Fabrizio Plessi - La Stanza del Mare, 1990/1991, 260 x 1440 x 60 cm, steel, 1-channel video, audio, 18 monitors, laserdisc, laserdisc player, steel cabinets, wooden planks © EVI LICHTUNGEN Photographer Sara Foerster, courtesy of ZKM | Zentrum für Kunst und Medien Karlsruhe and T.W. Stiftung Hamburg
Since 1968, water has been the defining element in the work of the internationally renowned video artist Fabrizio Plessi. In his impressive, space-consuming video sculptures, he combines different, initially opposing materials and thus creates a visual and content-related tension. In the present work, Plessi condenses the essence of his concept of the work by combining natural materials with technical devices, as Dorothea van der Koelen writes: "La Stanza del Mare, the sea space, shows a long row [...] of similar cabinets placed next to each other. The videos of the monitors in the upper part of the cabinets show seawater and the waves of the surf. Instead of the doors there are numerous crossbars that reach so far up that they partially cover the monitors. The woods vary in colour and quality, age and condition, creating a poetic structure, almost like an impressionistic painting. They are reminiscent of driftwoods that the sea washes onto the beach from time to time. It is precisely these woods that now create a barrier here, as if they wanted to protect the sea from the eyes of the viewers, from the visitors to the beaches, from the destroyers of the beauty of nature. These cabinets - here called space - are to be understood as a hymn to the sea, a declaration of love to the water." (Fabrizio Plessi, Opus Video Sculpture, catalogue raisonné of video sculptures and installations 1976-1988, Mainz and Munich 1988, p.246/250). The work from the production years 1990-1991 is being exhibited in its entirety for the first time since 1993. Since its creation, the symbolism of confined water has gained new meaning through the news and movements of recent years, inviting a dialogue about individual associations.Loans by ZKM | Zentrum für Kunst und Medien Karlsruhe and T.W. Foundation in Hamburg.

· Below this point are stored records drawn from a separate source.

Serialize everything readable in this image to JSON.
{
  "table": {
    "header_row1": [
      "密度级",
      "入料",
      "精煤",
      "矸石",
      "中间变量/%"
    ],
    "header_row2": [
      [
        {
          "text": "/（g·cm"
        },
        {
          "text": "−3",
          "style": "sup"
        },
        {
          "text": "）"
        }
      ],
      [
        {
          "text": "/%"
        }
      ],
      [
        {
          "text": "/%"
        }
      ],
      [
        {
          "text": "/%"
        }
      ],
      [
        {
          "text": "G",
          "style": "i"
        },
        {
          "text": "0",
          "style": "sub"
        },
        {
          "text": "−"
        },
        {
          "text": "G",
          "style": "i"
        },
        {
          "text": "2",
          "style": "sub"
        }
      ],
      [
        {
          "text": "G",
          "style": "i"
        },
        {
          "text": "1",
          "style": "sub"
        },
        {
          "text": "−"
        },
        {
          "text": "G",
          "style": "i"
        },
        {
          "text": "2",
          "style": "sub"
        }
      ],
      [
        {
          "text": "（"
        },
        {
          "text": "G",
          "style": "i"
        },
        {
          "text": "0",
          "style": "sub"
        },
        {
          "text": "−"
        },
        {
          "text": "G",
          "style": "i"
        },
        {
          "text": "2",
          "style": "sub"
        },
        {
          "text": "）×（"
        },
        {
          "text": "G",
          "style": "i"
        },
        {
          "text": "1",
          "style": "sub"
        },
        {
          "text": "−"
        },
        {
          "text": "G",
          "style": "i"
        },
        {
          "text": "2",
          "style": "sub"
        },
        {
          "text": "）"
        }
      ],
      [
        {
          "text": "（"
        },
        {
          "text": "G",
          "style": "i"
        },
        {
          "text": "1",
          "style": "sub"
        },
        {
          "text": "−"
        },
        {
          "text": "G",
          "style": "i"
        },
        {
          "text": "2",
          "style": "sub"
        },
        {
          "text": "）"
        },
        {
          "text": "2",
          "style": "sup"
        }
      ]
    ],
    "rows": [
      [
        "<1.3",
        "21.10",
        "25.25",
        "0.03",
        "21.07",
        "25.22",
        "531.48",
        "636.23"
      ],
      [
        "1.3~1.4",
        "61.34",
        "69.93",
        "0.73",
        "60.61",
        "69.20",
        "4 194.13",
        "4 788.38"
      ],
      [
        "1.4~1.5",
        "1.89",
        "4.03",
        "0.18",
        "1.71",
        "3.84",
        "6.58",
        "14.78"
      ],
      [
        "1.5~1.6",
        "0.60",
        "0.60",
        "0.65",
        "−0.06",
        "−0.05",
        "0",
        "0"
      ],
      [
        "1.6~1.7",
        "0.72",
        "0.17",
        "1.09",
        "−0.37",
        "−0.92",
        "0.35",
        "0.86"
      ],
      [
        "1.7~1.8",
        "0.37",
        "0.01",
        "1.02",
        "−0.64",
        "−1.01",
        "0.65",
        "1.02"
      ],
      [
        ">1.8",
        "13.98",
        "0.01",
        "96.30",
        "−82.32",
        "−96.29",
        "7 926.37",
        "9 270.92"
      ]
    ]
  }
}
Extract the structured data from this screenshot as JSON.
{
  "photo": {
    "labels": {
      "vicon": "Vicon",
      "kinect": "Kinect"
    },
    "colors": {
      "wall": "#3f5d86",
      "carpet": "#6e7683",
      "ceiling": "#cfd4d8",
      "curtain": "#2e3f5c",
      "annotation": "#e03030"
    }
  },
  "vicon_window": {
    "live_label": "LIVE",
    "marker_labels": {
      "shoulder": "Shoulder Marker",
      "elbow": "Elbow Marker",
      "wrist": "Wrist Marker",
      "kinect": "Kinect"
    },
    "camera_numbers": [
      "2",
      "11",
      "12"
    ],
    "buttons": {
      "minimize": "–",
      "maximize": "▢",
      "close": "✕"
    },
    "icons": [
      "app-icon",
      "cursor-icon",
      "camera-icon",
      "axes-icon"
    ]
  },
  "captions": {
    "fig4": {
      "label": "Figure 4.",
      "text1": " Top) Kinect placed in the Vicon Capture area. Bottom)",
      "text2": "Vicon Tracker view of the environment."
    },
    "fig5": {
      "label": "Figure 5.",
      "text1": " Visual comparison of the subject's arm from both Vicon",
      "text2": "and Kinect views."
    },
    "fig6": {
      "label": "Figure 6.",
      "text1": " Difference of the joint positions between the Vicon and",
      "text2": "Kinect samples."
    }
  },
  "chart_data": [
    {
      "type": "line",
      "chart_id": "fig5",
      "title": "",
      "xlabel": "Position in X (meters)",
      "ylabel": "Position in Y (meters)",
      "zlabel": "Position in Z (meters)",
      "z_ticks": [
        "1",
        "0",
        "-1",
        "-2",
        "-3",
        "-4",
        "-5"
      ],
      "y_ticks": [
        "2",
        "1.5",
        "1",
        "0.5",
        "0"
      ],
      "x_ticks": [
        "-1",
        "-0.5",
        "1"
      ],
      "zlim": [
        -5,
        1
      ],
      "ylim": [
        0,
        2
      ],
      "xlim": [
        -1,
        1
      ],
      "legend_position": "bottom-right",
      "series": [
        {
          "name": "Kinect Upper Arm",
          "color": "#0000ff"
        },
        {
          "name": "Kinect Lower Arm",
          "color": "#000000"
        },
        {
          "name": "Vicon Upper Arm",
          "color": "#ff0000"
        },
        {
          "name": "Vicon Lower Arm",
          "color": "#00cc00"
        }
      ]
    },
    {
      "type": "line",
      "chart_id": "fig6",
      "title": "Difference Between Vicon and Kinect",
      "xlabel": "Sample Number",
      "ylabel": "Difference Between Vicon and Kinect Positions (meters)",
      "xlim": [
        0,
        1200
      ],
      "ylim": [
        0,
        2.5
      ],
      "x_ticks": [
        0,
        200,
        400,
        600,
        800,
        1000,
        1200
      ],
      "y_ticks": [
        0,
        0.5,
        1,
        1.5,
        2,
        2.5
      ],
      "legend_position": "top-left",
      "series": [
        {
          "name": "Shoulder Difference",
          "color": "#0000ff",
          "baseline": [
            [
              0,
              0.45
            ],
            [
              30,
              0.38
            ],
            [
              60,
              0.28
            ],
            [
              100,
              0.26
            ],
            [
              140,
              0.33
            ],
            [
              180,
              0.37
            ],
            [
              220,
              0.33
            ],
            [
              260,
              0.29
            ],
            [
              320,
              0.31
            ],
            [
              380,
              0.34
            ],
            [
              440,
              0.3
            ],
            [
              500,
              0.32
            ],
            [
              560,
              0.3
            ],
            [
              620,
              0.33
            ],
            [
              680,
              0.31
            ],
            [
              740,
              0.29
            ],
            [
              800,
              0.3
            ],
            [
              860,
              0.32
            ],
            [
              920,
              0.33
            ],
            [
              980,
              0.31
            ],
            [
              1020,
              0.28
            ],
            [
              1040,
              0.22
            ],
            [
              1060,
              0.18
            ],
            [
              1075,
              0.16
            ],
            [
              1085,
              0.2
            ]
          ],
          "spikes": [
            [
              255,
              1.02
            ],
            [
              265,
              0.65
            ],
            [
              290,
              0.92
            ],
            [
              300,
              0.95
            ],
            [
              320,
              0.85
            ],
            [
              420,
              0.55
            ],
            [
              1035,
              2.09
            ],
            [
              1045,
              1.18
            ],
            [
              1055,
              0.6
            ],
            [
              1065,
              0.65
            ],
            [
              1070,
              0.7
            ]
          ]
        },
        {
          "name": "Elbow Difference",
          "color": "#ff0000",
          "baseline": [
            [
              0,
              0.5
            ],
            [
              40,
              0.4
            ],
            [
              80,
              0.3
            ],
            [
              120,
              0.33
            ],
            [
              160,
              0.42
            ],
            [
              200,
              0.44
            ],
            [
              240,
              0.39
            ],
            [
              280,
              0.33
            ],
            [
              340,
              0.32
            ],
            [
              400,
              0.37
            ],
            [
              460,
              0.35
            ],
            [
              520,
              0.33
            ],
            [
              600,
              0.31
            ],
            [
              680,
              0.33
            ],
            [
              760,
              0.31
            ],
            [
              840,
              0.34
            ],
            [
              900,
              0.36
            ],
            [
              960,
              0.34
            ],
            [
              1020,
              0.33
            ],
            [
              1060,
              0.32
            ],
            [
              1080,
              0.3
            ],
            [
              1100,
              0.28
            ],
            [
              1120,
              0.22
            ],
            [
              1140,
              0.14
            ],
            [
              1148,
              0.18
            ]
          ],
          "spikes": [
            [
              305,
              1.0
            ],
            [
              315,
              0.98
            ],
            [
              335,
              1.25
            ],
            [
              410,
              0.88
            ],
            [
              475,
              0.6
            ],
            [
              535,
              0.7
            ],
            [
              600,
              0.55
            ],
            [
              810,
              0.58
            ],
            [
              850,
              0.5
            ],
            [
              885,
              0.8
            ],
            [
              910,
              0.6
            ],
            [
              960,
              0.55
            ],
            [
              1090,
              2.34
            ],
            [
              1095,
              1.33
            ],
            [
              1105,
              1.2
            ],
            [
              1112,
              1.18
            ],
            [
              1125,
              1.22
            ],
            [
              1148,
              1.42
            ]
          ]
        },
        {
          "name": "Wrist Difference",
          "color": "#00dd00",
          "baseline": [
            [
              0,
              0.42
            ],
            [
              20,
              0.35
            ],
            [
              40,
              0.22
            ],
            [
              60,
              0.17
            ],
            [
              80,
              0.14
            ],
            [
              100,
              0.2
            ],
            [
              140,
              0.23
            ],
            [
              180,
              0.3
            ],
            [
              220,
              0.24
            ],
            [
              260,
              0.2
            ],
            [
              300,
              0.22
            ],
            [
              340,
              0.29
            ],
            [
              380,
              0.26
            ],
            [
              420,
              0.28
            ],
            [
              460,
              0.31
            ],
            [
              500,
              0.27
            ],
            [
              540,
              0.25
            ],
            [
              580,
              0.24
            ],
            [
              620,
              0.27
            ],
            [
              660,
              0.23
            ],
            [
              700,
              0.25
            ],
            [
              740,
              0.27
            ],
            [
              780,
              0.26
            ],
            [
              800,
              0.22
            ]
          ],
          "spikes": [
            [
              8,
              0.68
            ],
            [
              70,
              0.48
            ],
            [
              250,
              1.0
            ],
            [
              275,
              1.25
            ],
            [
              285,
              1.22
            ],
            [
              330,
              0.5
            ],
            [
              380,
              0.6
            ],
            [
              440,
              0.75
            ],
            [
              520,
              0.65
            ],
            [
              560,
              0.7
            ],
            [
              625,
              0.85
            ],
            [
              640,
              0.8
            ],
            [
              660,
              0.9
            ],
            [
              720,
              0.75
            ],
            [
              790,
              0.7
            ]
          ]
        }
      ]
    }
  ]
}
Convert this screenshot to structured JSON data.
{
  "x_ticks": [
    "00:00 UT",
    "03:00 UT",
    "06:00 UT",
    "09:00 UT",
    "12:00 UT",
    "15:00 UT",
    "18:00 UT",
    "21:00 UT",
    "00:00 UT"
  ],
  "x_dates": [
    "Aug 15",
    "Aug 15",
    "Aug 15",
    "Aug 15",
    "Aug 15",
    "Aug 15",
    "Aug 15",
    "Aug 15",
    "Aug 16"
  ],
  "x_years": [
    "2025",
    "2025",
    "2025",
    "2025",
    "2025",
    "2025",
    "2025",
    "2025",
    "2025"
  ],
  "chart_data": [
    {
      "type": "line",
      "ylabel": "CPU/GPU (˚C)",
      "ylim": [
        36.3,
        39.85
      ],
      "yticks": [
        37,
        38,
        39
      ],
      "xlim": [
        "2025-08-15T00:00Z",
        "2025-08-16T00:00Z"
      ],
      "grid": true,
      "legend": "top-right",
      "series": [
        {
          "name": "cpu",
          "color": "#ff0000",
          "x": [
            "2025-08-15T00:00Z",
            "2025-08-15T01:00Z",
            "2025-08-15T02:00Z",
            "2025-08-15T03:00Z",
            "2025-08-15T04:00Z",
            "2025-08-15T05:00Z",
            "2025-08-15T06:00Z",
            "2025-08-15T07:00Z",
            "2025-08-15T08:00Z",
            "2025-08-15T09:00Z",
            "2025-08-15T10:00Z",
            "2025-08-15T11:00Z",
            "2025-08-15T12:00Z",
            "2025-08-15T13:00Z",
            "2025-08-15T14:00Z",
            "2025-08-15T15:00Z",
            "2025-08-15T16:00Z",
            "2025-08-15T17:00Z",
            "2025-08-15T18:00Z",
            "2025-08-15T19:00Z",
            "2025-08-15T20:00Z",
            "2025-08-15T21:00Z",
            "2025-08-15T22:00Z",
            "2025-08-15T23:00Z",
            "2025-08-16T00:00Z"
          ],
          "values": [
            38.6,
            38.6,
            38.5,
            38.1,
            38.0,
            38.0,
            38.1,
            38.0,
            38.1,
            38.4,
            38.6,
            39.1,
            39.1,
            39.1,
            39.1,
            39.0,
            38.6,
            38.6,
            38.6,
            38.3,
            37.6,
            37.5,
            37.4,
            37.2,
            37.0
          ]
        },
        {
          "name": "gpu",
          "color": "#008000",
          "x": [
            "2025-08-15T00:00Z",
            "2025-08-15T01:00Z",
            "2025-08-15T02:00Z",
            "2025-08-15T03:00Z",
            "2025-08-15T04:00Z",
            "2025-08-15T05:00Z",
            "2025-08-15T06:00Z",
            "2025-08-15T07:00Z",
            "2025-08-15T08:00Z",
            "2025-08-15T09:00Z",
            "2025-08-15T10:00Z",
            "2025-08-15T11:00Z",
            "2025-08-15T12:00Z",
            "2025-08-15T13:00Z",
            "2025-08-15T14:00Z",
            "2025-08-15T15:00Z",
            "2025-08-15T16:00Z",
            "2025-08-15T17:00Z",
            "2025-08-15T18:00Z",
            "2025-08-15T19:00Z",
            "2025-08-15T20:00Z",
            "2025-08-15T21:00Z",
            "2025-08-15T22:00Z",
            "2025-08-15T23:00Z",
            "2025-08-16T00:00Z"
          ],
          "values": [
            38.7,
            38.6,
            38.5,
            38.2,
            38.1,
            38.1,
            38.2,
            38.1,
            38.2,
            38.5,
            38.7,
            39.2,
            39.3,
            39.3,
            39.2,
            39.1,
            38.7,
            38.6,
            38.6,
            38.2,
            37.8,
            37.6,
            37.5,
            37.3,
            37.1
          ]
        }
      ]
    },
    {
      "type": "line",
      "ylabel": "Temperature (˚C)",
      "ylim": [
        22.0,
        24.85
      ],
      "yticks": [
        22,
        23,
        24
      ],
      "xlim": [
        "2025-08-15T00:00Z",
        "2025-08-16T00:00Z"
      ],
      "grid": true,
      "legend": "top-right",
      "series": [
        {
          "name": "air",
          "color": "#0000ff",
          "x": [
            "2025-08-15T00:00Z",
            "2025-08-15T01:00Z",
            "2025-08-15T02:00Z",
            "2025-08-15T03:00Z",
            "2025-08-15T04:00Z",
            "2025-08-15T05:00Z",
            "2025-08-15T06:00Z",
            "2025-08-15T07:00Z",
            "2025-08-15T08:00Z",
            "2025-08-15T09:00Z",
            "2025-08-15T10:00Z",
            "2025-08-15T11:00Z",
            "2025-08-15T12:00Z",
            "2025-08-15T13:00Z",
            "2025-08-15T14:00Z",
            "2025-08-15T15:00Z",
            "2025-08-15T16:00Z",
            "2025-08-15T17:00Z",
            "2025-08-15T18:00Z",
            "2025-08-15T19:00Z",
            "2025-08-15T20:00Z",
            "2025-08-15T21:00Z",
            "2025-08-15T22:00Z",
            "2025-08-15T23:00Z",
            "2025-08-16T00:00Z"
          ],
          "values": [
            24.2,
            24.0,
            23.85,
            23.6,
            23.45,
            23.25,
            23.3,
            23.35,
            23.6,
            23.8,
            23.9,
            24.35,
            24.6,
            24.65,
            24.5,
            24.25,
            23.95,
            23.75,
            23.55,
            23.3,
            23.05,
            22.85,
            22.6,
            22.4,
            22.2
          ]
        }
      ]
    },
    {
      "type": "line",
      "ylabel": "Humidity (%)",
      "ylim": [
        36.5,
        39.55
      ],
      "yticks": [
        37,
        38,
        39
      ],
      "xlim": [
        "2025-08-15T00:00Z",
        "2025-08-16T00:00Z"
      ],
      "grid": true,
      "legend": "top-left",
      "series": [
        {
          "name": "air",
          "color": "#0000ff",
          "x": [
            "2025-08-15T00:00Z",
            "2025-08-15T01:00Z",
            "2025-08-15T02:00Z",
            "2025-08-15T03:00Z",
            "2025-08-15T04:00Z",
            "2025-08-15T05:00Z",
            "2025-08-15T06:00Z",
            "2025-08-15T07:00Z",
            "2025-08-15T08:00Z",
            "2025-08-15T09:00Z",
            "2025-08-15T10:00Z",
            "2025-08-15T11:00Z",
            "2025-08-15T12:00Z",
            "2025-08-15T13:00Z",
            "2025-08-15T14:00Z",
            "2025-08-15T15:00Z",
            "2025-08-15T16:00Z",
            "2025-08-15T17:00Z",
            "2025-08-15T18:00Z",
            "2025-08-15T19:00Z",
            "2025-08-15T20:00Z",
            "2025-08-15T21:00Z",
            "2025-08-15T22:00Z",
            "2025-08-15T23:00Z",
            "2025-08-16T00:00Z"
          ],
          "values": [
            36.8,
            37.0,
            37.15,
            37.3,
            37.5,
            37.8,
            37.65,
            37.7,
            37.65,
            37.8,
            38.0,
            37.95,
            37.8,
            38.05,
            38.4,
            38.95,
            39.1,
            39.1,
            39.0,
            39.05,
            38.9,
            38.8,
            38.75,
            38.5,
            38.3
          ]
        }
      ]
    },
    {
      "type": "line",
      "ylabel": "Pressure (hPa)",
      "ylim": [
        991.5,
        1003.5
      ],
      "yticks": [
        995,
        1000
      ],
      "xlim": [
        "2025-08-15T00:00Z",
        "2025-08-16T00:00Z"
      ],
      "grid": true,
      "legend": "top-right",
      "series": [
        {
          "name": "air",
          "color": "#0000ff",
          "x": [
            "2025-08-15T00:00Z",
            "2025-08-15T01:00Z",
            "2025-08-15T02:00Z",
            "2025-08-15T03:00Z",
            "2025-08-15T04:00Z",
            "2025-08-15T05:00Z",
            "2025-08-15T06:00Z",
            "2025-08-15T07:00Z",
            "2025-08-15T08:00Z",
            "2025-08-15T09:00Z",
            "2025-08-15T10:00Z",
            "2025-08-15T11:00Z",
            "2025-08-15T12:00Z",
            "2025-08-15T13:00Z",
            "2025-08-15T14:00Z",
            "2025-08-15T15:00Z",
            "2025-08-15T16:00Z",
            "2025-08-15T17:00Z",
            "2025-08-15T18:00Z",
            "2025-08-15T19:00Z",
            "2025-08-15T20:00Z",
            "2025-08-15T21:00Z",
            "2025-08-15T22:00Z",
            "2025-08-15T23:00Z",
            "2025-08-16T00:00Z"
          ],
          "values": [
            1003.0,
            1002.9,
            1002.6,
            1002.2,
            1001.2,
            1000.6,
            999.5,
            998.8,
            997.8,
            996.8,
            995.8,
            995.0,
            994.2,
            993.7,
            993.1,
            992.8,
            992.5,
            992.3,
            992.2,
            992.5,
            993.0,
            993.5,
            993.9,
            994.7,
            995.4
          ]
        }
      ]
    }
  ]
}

With his contemporaries Nam June Paik, Bill Viola, Marie-Jo Lafontaine and others, Fabrizio Plessi (*1940) shaped the collective understanding of new media in art, especially in the eighties and nineties, and is also considered an influential representative of the Arte Povera movement. Plessi exhibited his productions at documenta 1987 and the São Paulo Biennale and designed the Italian pavilions for the 42nd Venice Biennale and EXPO 2000, among others. Further solo exhibitions have been realized at the Martin-Gropius-Bau, Guggenheim Bilbao, Ludwig Museum Budapest, and numerous renowned institutions. Furthermore, the Plessi Museum in South Tyrol was opened in 2013.
As a key work of medieval art, the Michaeliskirche was built by Bishop Bernward von Hildesheim (1010-1022) as an abbey church. Since 1985 St. Michaelis and the Mariendom have been UNESCO World Heritage Sites. Its architectural symmetry, the painted stucco reliefs of the choir barriers (late 12th century) and the wide painted wooden ceiling (early 13th century) still make it a special place today. An active parish and the centre for worship and church music of the Landeskirche in the adjacent Michaeliskloster characterise the village. The church is a contemporary place of learning for cultural and social formats, in keeping with the spirit of UNESCO.